1. Did Roth engineer the cop’s entry into the bar, thwarting Frankie Pentangeli’s assassination? (This thread gets the Lifetime Achievement Award.)
2. Who killed the Tahoe shooters?
3. Did Connie really think that Fredo drowned?
4. Who is the “ghost lady” at Vito’s burial?
5. Was Michael wrong to kill Fredo?
6. Would Sonny have made a better Don than Michael?
7. If Clemenza (rather than Pentangeli) had been in GFII, would he have betrayed Michael?
8. Why didn’t Robert Duvall appear in GFIII?
9. Who was a better Don: Vito or Michael?
10. Which Don was the old guy who sang at Connie’s wedding?

Many regulars here get annoyed by newbies who ask these and other familiar questions without doing searches. They’re not wrong, IMO. But I don’t mind repeat questions because, once in a while, someone comes up with a new and interesting angle that hadn’t been posted before.
Grazie, Turnbull. Here's a fan's stab at it:

1. No. He was going to leave him hanging all along but he didn't have anything to do with the police.

2. Fredo's men. He intended it to be a hit all along. He got "passed over" and he never forgave Mike for it.

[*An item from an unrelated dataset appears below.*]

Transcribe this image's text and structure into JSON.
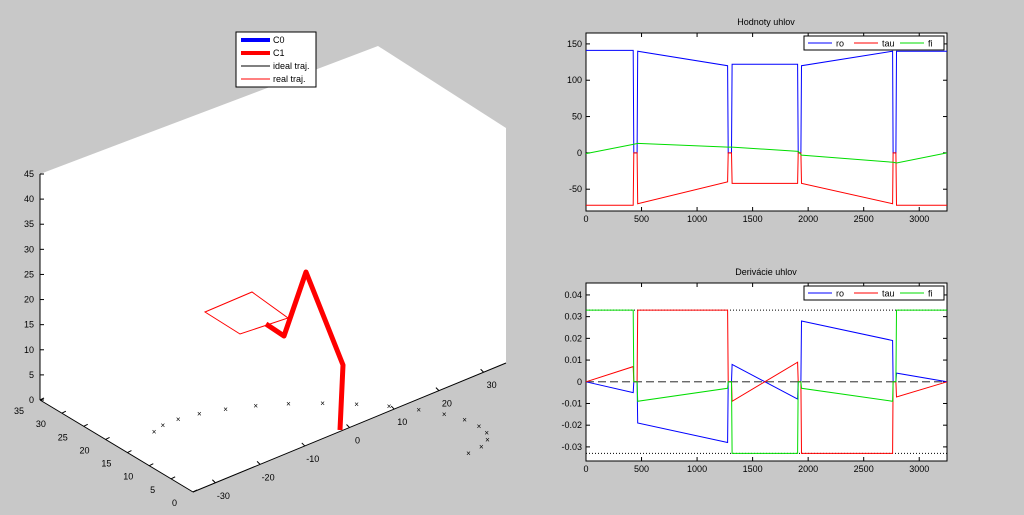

3. Of course not. She was the Matriarch of the family at that point and she was soothing Mike with a well known, family accepted lie.

4. 1972 movie camera problem.

5. Yes. A true Don would never have killed his brother. He would have banished him.

6. No, simply because Sonny would have been killed anyway due to his behavior. Mike was more wise, Sonny more street smart.

7. Yes, it was in the original script, I believe.

8. Money.

9. Vito. He knew how to seperate himself from his emotions while Michael never did. It may have been generational.

10. I believe the old man was a relative of Carmella's and not a Don, per se. He seems harmless and fun. Maybe it's Maranzalla's successor? orange


"The Godfather was a man to whom everybody came for help and never were they disappointed. He made no empty promises, nor the craven excuse that his hands were tied by more powerful forces in the world than himself. It was not necessary that he be your friend, it was not even important that you had no means with which to repay him. Only one thing was required. That you, yourself, proclaim your friendship. And then, no matter how poor or powerless the supplicant, the Godfather would take that person's troubles to his heart. He would let nothing stand in the way to a solution of that person's woe. His reward? Friendship, the respectful title 'Don' and sometimes the more affectionate salutation of 'Godfather.' Perhaps, to show respect only, never for profit, some humble gift - a gallon or homemade wine or a basket of fresh baked goods on a holiday. It was understood to proclaim that you were in his debt and that he had the right to call upon you at any time to redeem the debt by some small service." -- Mario Puzo, The Godfather (1969).